Covid Early Treatment Update

covid-early-treatment-update

12-04-21 02:29:00,

Published: April 12, 2021

A brief update on recent developments in the field of covid early treatment of high-risk patients.

Note: Patients are asked to consult a doctor.

Ivermectin: In recent weeks, the US FDA, the European EMA, and the WHO all advised against the use of ivermectin for the treatment of covid outside of clinical trials. The WHO acknowledged that available randomized controlled trials of ivermectin found an 81% mortality reduction, but WHO experts argued that the quality and certainty of the evidence is ‘very low’. The US FLCCC doctors alliance strongly criticized the WHO decision.

Budesonide (asthma spray): The budesonide trial by the University of Oxford with 150 patients has been published in The Lancet. The trial found that early treatment with inhaled budesonide (asthma spray) reduced urgent care visits and hospitalizations by 87%. The use of budesonide in covid early treatment was first proposed in June 2020 by Texas doctor Richard Bartlett. Budesonide is also part of the SPR Collaboration covid early treatment protocol.

TMPRSS2 inhibition: Several studies found that inhibiting TMPRSS2, the androgen-induced cellular co-receptor used by SARS-CoV-2, may be very effective against covid-19. This may be achieved directly, e.g. by bromhexine (a prescription-free cough medication widely available in Europe) or by more investigational drugs such as camostat, or indirectly by anti-androgen drugs. The SPR early treatment protocol has included bromhexine since August 2020.
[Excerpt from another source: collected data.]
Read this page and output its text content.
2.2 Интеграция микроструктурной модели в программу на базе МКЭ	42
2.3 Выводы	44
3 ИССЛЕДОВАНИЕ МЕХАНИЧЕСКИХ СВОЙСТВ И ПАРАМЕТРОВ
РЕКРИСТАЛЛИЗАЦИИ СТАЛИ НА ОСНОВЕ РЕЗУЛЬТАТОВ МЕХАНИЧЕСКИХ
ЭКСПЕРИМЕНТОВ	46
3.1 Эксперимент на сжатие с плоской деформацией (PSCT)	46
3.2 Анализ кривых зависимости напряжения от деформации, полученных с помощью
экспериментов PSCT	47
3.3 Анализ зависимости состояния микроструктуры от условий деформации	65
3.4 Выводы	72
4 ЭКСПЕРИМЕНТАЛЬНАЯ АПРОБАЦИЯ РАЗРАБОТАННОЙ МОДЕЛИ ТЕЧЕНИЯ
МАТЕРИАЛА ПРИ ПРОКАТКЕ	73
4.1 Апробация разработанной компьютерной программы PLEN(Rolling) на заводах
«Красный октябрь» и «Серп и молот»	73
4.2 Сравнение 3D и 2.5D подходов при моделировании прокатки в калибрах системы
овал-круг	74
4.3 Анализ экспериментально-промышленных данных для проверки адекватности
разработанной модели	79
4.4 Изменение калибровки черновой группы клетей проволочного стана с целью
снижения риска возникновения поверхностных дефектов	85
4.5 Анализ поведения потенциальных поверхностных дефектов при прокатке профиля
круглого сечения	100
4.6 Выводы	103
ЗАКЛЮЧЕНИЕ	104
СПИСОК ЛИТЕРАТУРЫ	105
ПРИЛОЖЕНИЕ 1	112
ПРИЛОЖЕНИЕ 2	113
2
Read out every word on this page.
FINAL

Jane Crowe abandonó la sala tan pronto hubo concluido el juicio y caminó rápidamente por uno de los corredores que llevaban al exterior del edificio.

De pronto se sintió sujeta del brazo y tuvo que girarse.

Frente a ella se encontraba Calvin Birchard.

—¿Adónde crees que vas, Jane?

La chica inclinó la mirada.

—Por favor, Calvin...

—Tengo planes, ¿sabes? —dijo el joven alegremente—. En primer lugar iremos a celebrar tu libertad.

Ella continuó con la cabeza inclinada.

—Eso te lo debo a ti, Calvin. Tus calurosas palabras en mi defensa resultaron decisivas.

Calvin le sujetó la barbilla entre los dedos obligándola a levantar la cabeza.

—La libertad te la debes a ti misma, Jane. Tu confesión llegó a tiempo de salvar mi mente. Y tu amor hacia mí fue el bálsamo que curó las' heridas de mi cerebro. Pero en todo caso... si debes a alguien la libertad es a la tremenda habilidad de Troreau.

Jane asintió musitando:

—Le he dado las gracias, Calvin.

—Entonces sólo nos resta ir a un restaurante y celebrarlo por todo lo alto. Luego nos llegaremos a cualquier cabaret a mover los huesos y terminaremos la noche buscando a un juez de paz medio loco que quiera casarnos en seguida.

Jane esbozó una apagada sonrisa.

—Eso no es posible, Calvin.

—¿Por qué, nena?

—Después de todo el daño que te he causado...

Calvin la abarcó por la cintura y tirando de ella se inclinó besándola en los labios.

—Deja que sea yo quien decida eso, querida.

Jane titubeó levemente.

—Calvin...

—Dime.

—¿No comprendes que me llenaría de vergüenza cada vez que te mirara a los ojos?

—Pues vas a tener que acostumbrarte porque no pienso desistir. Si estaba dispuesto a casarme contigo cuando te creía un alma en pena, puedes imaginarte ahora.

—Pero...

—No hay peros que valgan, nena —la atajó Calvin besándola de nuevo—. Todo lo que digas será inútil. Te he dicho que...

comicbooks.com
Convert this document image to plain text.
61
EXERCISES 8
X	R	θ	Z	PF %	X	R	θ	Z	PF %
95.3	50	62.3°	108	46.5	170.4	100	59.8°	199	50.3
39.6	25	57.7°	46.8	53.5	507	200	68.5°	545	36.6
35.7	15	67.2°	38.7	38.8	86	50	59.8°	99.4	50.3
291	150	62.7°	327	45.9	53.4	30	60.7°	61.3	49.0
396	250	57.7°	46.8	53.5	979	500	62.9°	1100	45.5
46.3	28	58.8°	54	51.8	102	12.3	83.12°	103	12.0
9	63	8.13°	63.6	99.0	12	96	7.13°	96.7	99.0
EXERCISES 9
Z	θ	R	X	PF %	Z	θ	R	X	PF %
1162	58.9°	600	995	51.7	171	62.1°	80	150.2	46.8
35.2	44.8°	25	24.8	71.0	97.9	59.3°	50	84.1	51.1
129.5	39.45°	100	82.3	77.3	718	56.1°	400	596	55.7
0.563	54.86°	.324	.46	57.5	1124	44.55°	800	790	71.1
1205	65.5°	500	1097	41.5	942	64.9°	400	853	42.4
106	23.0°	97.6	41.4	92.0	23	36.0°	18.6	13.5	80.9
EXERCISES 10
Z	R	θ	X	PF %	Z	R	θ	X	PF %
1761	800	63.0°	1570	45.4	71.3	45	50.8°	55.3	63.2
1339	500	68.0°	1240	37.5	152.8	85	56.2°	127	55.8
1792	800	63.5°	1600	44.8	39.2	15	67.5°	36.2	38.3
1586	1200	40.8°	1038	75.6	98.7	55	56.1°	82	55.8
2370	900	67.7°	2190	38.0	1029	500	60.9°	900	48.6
HCQ: A large retrospective Iranian study of close to 30,000 patients, published in the Journal of International Immunopharmacology, found that early outpatient treatment with HCQ reduced the risk of death by 70% and the risk of hospitalization by 35%, confirming earlier studies that used correctly dosed HCQ for early outpatient treatment of high-risk patients.

Meanwhile, US multimillionaire Steve Kirsch, founder of the COVID-19 Early Treatment Fund (CETF), explained why there is so little interest in investigating early treatment of covid with generic drugs: “[It is] pure charity, there really isn’t a way to profit from this.” Kirsch himself, worth $230 million, was removed from several social media and publishing platforms.